The first 13 pages were decrypted before news of the attack became known and were delivered to the president and other top military officials. Some who saw the document thought it was simply Japan cutting off diplomatic ties. Roosevelt, on the other hand, saw it as meaning the start of war. 

On the morning of December 7, Army Chief of Staff General George Marshall sent a warning to all US forces in the Pacific, but by the time the message reached Pearl Harbor, it was too late.

In all the years since Pearl Harbor, there hasn’t been any documentation indicating that Japan’s military code, known as JN-25, was broken before the attack, and no one has come forward to say that it had been broken.

The final theory is that Americans were aware of the fleet heading toward Hawaii because of intercepted radio signals. 

However, there was no radio traffic because the entire fleet and all planes were under radio silence. In fact, there were no radio operators on the ships because because they were all left back in Japan to send fake transmissions.

In fact, radios were disabled on most of the ships just to prevent any radio transmissions that could be intercepted.

Once the war was over, there was a lot we learned from Japanese files during the war. One of the things that was learned was that the operational security around the Pearl Harbor attack was so great that even the Germans and Italians, Japan’s supposed allies, had no idea the attack was going to take place. 

There is a lot more research that has been done on this topic than what I can cover in an episode of this podcast. However, there is an almost universal consensus among historians that no one in the US government or intelligence service was aware of the plans for the Pearl Harbor attack.

That being said, it is easy to understand why some people think that the US did have knowledge of the attack.

There was widespread belief in the government and in the public that a war with Japan was inevitable.  There were some in the intelligence services and in the military who felt that war with Japan was desirable.

The attack on the United States may have been a result of the American embargo of Japan.

In the weeks and days leading up to the attack, there were indications that something was imminent.

However, nothing has appeared in over 80 years that would indicate that there was advance knowledge of exactly what would happen and when it would.

The argument that the US knew and, in fact, did nothing to prevent the attack was first put forward in 1944 by John T. Flynn, the co-founder of the American First Committee.
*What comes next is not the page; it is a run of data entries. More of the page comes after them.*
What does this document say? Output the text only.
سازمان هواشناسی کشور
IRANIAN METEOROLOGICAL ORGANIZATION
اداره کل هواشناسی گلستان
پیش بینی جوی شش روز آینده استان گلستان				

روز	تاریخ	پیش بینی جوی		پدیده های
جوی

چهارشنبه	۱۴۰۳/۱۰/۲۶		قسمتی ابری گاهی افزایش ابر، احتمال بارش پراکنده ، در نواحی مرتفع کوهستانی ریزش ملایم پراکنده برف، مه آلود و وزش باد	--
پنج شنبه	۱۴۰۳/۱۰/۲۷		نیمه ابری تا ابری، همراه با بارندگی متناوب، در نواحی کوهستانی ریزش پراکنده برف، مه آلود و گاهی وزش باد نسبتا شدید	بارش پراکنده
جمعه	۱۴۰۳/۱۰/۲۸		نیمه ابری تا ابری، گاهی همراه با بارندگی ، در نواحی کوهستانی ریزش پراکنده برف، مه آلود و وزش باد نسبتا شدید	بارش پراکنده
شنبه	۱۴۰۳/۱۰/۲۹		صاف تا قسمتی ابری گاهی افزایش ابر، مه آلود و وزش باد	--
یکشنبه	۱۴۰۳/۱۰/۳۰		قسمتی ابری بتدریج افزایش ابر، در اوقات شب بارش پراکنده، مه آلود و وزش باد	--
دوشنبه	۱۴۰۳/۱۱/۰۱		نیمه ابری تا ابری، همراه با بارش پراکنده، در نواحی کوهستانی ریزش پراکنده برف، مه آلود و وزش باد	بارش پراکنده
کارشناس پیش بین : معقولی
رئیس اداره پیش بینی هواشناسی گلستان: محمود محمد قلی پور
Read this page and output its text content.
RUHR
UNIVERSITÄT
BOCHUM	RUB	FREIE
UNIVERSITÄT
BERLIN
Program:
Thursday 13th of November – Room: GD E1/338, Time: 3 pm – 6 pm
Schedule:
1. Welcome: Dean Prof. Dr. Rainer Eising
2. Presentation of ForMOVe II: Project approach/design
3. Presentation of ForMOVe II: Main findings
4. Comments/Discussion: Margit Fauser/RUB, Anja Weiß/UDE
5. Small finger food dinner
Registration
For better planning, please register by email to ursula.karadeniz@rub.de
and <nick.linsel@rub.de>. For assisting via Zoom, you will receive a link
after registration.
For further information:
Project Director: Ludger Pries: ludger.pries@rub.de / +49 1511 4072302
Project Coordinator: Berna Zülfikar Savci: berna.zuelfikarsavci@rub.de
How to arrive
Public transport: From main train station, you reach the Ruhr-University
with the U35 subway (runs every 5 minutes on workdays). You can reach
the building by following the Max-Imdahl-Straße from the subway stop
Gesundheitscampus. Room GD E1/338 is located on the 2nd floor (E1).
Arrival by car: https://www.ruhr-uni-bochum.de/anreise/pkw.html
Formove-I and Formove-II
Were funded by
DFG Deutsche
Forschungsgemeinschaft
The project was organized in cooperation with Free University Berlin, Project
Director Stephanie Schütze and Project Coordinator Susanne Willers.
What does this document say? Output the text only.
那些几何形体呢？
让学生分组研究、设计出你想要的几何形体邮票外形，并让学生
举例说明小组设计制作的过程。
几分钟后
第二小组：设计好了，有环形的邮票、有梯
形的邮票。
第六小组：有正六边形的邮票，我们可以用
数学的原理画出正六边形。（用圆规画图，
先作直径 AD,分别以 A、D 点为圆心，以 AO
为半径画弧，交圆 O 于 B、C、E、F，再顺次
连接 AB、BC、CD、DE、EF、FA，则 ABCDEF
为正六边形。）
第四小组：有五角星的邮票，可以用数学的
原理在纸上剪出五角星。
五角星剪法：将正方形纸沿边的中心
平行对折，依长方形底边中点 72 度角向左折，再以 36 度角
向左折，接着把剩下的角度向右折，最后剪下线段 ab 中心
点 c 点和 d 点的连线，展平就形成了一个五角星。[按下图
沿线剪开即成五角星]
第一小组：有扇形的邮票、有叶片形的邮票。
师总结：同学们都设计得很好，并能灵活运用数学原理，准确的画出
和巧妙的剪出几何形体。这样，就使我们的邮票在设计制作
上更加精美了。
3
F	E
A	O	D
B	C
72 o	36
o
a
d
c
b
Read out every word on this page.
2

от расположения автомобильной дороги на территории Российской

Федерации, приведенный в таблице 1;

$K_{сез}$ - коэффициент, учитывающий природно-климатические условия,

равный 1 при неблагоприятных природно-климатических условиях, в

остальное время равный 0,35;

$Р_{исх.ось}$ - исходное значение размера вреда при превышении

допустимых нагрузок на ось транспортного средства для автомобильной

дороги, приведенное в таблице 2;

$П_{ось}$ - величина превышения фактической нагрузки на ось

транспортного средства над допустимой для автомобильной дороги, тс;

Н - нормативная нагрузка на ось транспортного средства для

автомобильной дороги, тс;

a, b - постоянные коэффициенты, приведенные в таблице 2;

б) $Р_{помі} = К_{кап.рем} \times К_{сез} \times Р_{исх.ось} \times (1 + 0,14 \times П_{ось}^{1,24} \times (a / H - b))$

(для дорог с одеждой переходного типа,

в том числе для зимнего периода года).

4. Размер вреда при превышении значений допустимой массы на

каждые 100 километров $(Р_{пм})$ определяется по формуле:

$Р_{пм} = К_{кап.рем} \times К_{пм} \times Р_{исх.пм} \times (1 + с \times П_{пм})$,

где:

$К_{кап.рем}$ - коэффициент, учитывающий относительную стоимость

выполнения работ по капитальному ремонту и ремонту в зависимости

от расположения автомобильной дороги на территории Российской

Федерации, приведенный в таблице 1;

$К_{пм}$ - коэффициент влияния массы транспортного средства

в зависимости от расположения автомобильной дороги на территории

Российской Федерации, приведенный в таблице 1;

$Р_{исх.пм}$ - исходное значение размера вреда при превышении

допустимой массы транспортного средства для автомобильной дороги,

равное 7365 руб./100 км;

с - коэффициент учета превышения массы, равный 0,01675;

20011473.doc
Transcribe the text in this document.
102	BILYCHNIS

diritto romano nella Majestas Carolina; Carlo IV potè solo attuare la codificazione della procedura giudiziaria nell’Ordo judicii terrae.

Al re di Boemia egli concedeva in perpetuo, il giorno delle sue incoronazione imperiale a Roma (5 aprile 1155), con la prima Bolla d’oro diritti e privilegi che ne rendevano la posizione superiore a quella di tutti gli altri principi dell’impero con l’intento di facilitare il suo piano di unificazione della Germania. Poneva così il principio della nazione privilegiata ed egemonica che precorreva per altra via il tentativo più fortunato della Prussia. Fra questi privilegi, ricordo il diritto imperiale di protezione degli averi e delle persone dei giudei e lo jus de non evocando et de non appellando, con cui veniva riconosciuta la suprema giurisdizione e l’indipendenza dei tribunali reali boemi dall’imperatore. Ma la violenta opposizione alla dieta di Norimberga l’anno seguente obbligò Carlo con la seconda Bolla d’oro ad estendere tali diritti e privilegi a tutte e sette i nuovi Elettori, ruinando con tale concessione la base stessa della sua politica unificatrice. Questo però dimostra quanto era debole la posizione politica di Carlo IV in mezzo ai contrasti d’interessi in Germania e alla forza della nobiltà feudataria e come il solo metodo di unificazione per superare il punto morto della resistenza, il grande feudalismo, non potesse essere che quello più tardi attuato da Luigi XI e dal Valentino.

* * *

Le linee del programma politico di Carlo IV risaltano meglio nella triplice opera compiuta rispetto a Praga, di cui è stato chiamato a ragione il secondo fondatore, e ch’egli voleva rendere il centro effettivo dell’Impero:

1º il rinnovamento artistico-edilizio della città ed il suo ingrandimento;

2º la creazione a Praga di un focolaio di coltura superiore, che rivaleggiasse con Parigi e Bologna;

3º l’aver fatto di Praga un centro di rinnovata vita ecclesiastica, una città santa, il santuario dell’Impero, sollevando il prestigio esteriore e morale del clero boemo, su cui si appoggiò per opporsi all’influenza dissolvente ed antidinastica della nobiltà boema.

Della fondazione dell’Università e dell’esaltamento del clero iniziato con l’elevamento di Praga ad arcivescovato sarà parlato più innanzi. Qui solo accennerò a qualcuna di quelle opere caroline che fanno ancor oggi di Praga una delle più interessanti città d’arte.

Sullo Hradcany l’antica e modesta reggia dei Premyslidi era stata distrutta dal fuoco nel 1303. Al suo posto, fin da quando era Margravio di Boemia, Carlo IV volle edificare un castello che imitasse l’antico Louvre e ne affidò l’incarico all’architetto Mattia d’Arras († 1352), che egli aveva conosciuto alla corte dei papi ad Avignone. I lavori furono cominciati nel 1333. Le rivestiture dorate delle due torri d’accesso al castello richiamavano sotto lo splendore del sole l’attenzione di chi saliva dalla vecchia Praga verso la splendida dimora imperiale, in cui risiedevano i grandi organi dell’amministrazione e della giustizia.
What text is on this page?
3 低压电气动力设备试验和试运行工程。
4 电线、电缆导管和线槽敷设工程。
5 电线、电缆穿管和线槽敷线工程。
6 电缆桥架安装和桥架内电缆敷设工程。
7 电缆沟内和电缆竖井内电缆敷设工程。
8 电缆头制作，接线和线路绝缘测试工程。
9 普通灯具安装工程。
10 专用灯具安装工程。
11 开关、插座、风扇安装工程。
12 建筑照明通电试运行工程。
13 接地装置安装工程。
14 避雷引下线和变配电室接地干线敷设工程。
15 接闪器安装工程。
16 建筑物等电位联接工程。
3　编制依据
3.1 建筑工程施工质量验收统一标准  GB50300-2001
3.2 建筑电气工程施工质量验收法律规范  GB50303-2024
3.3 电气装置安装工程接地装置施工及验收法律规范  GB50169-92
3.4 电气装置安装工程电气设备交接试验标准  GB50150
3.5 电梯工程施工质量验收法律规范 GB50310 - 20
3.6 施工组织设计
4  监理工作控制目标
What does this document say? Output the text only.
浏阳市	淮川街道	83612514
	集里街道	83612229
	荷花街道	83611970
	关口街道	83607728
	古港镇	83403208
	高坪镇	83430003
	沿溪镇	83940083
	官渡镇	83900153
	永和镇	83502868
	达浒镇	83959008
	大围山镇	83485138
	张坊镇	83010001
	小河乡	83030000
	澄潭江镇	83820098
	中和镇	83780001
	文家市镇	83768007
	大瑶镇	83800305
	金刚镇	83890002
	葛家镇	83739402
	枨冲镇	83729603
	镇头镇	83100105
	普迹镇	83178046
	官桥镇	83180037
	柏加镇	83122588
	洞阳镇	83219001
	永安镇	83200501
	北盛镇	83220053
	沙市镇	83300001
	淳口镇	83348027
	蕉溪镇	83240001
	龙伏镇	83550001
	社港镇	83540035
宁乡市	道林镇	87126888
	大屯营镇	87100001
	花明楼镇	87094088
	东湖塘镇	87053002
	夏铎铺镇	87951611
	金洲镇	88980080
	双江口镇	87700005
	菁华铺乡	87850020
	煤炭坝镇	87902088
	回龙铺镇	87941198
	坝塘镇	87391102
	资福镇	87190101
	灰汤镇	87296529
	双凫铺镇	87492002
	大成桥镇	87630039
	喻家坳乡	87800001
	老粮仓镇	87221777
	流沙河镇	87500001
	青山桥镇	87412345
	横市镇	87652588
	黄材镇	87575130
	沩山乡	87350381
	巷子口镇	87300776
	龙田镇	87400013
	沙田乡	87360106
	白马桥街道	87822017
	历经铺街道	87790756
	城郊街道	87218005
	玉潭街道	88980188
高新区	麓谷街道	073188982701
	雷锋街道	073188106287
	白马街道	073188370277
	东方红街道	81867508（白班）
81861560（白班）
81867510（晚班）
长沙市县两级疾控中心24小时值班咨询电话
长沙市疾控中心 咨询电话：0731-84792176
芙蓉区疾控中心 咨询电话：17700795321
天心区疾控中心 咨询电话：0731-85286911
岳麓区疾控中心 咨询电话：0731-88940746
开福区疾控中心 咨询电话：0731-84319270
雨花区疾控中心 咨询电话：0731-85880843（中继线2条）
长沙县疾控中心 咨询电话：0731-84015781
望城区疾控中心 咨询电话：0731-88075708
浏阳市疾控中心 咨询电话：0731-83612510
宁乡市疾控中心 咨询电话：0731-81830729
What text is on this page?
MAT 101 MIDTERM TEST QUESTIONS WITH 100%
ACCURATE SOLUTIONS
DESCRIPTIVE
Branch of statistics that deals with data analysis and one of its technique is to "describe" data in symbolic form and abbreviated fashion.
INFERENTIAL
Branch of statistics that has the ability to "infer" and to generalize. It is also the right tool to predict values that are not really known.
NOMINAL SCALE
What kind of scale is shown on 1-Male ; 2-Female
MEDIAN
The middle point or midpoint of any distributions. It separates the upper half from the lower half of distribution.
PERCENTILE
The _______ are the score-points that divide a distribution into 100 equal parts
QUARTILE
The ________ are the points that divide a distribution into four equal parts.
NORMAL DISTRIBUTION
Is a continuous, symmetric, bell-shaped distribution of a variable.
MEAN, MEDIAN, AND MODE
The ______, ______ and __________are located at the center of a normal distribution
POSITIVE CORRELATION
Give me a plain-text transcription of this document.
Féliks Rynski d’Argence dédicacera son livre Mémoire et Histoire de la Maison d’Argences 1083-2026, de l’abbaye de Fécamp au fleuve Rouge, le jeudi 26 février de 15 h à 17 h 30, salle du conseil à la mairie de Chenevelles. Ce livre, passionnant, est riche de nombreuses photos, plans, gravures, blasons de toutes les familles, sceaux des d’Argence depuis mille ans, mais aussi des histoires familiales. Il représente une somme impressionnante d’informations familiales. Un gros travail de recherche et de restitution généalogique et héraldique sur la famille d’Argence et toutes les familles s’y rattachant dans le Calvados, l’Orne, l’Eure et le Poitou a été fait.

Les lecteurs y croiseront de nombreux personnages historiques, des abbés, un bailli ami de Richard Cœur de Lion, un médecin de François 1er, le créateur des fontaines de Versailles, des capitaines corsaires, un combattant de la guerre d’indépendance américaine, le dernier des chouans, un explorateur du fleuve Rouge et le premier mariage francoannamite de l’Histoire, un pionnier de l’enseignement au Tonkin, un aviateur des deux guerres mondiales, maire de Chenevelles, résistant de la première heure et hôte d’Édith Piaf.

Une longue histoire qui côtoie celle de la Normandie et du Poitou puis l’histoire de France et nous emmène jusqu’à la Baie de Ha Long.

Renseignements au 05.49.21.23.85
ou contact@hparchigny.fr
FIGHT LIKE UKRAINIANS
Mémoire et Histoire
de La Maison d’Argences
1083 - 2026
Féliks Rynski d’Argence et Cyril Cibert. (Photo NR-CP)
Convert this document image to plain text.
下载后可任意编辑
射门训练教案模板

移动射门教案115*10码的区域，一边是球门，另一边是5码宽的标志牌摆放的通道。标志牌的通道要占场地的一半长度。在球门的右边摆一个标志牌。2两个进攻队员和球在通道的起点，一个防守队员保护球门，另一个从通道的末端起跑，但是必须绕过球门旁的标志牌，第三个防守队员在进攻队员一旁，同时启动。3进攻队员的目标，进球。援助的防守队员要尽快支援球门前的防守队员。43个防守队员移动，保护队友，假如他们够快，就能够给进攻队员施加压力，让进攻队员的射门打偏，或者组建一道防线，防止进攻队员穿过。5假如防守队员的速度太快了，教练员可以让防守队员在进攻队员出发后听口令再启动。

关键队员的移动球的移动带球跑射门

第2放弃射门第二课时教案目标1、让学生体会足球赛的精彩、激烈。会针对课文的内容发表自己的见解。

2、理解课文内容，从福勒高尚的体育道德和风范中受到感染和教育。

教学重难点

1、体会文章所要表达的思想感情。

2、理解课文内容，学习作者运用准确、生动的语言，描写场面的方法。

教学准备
The isolationist group that was against the war before Pearl Harbor. 

The Pearl Harbor attack was a disaster and an embarrassment for the United States government. In the days immediately after the attack, and for several years after, there were nine different investigations that took place into the Pearl Harbor attack and how it was allowed to happen. 

In 1995, a tenth investigation took place: a Congressional investigation.

The various investigations found incompetence, problems with code-breaking, failures in communications between various branches, and severe underestimations of Japan’s capabilities. What they didn’t find, and what no one has come forward with since the attack happened, was evidence that anyone knew it was going to happen before it did.